Our own Unitarian Universalist Association and the UU Women’s Federation, I am privileged to serve as their affiliated minister, have worked over the past four years to explore and then pass a statement of conscience affirming our commitment to full reproductive justice, acting as allies with women of color to see as they have been seeing for many years – the urgency of holding a vision beyond legal reproductive rights alone and the existence of birth control and pregnancy options alone — to the full set of human rights that must be in place in order for all women to have genuine choices at all.
We are rising up together now, with new leadership from what we are calling a New Prophetic Sisterhood of UU female ministers, who are pledging to be engaged, energized, and empowered – on behalf of justice for all women and girls. Who are looking to gather in what they are calling a bad ass convergence in 2017 to plot a more multi-generational, multi-cultural, intersectional movement.
Well into the 21st century now, studies are showing that a woman’s anger is still most often unproductive and disliked. Recent research using a mock trial deliberation about a murder case has found that angry men are taken more seriously than angry women. That angry women are less likely to wield influence over others, the opposite impact from their male counterparts.

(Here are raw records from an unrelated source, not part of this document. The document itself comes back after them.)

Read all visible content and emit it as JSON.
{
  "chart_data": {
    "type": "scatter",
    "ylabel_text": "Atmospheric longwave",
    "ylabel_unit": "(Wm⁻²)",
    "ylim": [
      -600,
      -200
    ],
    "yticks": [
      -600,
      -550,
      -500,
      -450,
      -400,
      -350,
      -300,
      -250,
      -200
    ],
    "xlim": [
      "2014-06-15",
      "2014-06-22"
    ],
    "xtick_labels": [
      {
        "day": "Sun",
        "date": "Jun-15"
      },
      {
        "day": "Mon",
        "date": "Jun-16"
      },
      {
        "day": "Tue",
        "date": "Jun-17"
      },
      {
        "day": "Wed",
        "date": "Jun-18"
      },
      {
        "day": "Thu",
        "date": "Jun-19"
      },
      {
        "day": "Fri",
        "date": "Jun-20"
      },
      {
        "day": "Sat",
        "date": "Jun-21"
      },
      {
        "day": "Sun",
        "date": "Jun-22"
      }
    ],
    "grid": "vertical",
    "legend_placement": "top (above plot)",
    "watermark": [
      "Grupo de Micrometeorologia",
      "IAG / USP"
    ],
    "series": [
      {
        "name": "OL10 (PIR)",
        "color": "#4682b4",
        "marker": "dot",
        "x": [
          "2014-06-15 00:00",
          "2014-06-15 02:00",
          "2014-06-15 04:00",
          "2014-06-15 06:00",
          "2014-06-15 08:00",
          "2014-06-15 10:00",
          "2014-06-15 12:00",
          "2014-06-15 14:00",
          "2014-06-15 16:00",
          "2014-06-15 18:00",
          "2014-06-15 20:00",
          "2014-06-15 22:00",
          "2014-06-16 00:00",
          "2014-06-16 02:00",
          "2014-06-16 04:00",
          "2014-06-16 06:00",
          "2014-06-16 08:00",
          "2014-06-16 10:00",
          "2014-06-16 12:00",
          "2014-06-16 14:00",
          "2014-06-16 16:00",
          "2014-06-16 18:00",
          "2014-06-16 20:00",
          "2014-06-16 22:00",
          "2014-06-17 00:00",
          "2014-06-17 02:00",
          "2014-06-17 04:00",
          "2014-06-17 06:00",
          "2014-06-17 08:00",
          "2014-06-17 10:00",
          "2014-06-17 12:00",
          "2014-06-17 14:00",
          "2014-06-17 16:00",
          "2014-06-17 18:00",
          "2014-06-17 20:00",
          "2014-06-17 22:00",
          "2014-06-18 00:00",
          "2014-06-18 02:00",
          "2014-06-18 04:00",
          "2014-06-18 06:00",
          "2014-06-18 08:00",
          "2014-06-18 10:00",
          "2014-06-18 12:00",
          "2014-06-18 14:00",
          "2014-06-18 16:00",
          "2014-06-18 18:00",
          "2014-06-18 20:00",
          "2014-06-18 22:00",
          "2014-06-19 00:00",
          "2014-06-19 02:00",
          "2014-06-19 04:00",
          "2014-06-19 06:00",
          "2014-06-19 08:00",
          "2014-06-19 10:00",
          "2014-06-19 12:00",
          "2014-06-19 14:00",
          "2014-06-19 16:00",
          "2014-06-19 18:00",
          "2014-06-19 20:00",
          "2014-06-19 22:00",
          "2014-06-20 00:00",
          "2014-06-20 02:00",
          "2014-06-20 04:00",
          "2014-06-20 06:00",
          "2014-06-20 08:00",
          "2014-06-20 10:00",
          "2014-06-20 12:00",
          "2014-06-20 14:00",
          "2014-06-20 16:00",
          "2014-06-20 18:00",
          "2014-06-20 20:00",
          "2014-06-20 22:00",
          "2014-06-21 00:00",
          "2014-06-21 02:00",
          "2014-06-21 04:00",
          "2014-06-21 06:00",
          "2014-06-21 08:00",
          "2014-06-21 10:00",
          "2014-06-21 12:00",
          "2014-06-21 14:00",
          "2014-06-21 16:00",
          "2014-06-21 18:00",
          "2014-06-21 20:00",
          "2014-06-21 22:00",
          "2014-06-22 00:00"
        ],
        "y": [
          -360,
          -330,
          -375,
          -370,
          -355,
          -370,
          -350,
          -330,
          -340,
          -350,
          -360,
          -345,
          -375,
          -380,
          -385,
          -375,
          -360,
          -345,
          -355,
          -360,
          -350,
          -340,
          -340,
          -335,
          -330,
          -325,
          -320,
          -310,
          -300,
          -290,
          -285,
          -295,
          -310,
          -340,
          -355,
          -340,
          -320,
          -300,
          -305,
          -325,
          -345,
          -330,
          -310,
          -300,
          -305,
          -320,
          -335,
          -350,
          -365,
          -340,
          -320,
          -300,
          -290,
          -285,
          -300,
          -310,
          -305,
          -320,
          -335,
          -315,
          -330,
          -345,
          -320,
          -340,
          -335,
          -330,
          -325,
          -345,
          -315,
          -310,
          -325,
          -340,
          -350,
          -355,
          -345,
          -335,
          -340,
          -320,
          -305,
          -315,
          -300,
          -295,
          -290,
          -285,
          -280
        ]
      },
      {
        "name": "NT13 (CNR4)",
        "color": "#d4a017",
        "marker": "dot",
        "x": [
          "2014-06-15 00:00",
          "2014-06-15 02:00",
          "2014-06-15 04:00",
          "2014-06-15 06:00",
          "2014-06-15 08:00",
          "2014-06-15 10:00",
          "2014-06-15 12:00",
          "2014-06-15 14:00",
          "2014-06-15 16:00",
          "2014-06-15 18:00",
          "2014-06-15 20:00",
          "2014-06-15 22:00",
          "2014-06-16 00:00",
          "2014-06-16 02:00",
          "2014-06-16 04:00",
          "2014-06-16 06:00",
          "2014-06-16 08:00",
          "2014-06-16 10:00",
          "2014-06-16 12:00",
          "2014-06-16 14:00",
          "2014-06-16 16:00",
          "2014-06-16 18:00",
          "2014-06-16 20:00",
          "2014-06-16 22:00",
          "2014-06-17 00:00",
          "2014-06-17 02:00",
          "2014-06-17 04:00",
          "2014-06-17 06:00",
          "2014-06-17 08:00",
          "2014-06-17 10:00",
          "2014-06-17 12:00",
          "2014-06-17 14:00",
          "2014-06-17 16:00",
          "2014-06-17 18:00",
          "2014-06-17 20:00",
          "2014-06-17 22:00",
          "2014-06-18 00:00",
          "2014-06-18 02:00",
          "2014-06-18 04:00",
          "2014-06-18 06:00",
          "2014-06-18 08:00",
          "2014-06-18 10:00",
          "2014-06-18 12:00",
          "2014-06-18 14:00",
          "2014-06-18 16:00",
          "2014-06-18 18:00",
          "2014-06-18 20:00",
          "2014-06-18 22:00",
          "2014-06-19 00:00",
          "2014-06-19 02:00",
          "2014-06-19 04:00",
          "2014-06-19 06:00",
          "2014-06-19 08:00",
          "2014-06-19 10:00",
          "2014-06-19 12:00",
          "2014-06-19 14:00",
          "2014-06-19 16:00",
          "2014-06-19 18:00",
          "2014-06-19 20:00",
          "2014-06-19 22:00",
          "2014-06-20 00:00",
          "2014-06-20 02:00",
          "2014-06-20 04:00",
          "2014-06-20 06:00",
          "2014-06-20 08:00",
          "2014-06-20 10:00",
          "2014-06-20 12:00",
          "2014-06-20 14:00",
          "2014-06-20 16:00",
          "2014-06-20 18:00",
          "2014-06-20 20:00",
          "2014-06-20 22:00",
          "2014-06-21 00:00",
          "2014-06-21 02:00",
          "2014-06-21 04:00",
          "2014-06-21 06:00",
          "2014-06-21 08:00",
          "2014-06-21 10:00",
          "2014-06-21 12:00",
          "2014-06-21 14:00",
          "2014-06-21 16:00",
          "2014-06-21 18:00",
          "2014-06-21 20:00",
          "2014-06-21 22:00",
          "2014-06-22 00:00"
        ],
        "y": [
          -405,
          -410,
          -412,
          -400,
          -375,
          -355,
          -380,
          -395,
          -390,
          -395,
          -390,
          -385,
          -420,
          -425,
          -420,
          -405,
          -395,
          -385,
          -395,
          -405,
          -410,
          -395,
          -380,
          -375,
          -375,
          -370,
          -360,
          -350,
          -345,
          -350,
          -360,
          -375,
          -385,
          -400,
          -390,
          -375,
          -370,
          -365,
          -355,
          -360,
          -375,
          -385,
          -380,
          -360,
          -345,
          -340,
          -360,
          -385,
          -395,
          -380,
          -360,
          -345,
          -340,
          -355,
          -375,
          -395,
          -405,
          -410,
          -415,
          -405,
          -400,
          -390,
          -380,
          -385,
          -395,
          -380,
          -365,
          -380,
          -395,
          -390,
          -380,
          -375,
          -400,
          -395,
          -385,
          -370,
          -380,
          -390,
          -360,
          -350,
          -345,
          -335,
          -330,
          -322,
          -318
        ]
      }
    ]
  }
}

Dr. Jeanne Vaccaro, a postdoctoral fellow in gender studies at Indiana University, views these findings as a deeply ingrained continuation of the perception of women when they express anger, let alone rise up in anger as a result of personal or social injustice and violations, as being out of control. (Even when we are being clear and forthright about what is making us angry: most commonly powerlessness, injustice, and the irresponsibility of other people.)
My recent experiences listening to other women talk about anger tells me that for some of us it is still dangerous and destructive, something to be managed and channeled, perhaps a tool but a double-edged one and sharp at that.
For others, anger is best described in the words of bell hooks:
Take your anger and make it the compost for your garden.
As one friend told me, “and that’s what we do as women. We use it to fuel our art and our activism and our fierce (FIERCE) love.”